Special builds and environments are built to mimic production, but only end up covering a few cases. The natural response to a failure in production due to deployment of a version that was built on an environment that does not mimic production, or similarly, a security breach, is to fortify that team and/or microservice. But this approach will only move the risk to the next team. The approach to analyzing and aligning which teams and microservices require more realistic environments needs to be holistic and complete. The lower environments need to be described in a modular fashion such that they have common basic components and some teams have additional layers, essentially avoiding a situation where each team is completely different, which would be very difficult to manage.
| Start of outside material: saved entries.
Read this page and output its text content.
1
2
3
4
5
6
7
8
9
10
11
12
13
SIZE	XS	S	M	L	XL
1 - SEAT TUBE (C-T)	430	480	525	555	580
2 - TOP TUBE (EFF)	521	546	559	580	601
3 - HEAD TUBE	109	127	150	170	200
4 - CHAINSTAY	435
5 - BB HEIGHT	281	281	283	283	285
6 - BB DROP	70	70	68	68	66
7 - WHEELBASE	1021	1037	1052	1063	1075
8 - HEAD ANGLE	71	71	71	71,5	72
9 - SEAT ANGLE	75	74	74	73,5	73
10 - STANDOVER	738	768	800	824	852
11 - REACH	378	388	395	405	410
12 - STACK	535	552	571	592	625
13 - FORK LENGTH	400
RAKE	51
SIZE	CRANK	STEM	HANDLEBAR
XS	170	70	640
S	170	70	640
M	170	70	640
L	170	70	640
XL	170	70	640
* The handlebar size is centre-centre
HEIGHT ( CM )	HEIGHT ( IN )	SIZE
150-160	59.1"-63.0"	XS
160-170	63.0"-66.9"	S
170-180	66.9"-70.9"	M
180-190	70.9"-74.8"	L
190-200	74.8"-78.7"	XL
In summary, change management, cost control, and compliance are only three aspects highlighting the fact that application environments are an extraordinarily complex topic, one that is critical to fuel innovation and velocity in any product organization. The vast majority of organizations do not have it perfect and are in fact far from it. They are in transition between infrastructure solutions (typically on-premises to cloud) or from a monolithic to a service-oriented architecture. Then there are the business growth needs that require careful application architecture planning to support those needs. The business’ need to maintain cost controls and governance is often at odds with the developer’s goal of innovating with velocity. But it doesn’t have to be this way. There is a better way that provides the right level of control to each team, facilitates collaboration at scale, and provides the business the growth it needs.